Sessions usually last an hour and a half and I charge £65 for a session. If you’d like to talk about working with me as a supervisee, I offer an initial free 30-minute consultation by phone or Skype.
About person-centered supervision
“The supervisor has no other concern, no other agenda than to facilitate the therapist’s ability to be open to her experience so that she can become fully present and engaged in the relationship with the client.” Elke Lambers, 2000
As a supervisor, I aim to cultivate the same person-centred values and attitudes with my supervisee as those I bring to my own client work – namely, genuineness, empathic understanding and acceptance. A therapist’s work can be challenging and I find that the best way of facilitating their practice is to model in supervision the qualities they need to actualise to bring about change with their clients.

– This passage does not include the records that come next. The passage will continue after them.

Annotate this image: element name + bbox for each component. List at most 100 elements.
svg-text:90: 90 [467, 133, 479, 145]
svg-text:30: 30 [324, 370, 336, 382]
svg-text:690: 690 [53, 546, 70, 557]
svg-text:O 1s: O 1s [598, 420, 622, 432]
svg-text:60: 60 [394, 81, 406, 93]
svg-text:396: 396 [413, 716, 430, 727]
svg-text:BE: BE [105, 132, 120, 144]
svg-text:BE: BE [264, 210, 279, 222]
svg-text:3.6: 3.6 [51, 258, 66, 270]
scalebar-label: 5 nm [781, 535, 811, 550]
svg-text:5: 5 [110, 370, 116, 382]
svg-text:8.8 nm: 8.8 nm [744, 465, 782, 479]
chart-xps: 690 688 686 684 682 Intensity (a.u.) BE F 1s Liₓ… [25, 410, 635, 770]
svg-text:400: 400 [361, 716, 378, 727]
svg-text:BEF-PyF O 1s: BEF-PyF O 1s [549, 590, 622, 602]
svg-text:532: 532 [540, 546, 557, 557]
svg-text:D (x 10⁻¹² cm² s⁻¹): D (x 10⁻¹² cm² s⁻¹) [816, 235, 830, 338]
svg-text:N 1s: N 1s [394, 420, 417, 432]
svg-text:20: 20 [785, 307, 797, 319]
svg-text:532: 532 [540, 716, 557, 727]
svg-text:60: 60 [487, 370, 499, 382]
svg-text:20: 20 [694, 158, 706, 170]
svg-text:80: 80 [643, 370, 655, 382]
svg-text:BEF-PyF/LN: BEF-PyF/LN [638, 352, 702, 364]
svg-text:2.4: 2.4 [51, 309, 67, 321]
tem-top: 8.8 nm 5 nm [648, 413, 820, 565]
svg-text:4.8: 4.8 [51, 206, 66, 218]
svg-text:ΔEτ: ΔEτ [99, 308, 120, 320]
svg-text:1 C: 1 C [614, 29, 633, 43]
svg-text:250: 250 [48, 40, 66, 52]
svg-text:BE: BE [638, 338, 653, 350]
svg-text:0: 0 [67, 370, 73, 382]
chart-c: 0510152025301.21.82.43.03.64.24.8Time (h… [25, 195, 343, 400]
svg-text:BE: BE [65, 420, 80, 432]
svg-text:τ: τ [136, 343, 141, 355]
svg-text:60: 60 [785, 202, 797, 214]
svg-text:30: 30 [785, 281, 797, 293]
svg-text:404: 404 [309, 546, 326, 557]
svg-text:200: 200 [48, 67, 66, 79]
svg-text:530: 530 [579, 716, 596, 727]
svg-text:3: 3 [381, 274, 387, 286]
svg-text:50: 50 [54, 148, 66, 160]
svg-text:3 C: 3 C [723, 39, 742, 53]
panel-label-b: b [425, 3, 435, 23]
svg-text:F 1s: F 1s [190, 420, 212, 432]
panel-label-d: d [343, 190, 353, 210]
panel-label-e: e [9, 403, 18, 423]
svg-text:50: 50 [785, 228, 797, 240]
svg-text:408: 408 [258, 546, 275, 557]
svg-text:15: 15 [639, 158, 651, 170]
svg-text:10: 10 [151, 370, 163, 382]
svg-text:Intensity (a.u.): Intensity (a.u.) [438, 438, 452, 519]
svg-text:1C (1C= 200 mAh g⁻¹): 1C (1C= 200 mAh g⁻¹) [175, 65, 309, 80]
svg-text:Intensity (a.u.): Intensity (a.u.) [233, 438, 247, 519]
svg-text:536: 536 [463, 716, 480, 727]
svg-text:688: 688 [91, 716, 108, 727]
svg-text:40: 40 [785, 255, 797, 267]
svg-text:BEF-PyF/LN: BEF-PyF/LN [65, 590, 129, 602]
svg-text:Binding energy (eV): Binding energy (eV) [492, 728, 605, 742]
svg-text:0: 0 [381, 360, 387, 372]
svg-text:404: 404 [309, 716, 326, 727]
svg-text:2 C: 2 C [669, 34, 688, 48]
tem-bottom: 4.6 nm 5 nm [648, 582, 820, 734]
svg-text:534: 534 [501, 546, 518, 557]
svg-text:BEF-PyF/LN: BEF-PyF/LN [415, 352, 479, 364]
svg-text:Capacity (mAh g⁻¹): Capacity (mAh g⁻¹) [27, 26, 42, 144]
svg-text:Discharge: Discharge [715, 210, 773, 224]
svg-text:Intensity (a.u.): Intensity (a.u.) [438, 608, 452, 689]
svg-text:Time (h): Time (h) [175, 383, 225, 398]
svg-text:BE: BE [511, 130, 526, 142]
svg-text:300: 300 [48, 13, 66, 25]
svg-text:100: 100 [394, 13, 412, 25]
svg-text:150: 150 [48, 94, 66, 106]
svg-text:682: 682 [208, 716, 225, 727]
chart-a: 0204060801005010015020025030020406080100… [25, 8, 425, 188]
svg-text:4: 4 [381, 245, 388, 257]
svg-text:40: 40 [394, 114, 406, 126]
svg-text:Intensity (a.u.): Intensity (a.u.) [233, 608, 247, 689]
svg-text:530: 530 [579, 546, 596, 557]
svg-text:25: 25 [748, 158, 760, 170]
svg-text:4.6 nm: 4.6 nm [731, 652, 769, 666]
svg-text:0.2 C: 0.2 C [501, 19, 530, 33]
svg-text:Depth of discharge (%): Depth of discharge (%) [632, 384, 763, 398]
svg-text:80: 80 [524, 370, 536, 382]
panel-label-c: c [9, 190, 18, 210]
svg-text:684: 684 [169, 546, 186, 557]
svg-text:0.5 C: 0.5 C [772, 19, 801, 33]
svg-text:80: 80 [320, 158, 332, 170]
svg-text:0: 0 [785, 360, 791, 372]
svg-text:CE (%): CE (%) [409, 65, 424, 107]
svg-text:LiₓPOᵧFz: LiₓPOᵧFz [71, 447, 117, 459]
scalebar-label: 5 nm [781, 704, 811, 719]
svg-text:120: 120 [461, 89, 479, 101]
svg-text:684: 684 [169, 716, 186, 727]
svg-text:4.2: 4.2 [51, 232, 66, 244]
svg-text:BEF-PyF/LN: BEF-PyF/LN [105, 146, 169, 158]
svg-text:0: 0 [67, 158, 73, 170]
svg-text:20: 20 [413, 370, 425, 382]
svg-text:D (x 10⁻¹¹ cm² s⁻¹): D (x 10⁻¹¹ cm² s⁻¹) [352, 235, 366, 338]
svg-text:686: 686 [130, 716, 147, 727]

In the supervision relationship these values and attitudes help to foster the development of trust, collaboration and growth.
Trust needs to be present between supervisor and supervisee so that openness, challenge and vulnerability can be present in the work in order better to serve the needs of the client.
The supervisory relationship also needs to be collaborative with both parties using their willingness to work together with complexity and uncertainty to produce new insights and understanding in client work.
Above all, supervision is a process that should highlight the importance of staying open to growth and development, both personally and professionally. This is the best way to ensure that the work of therapy remains vital, ethical and informed.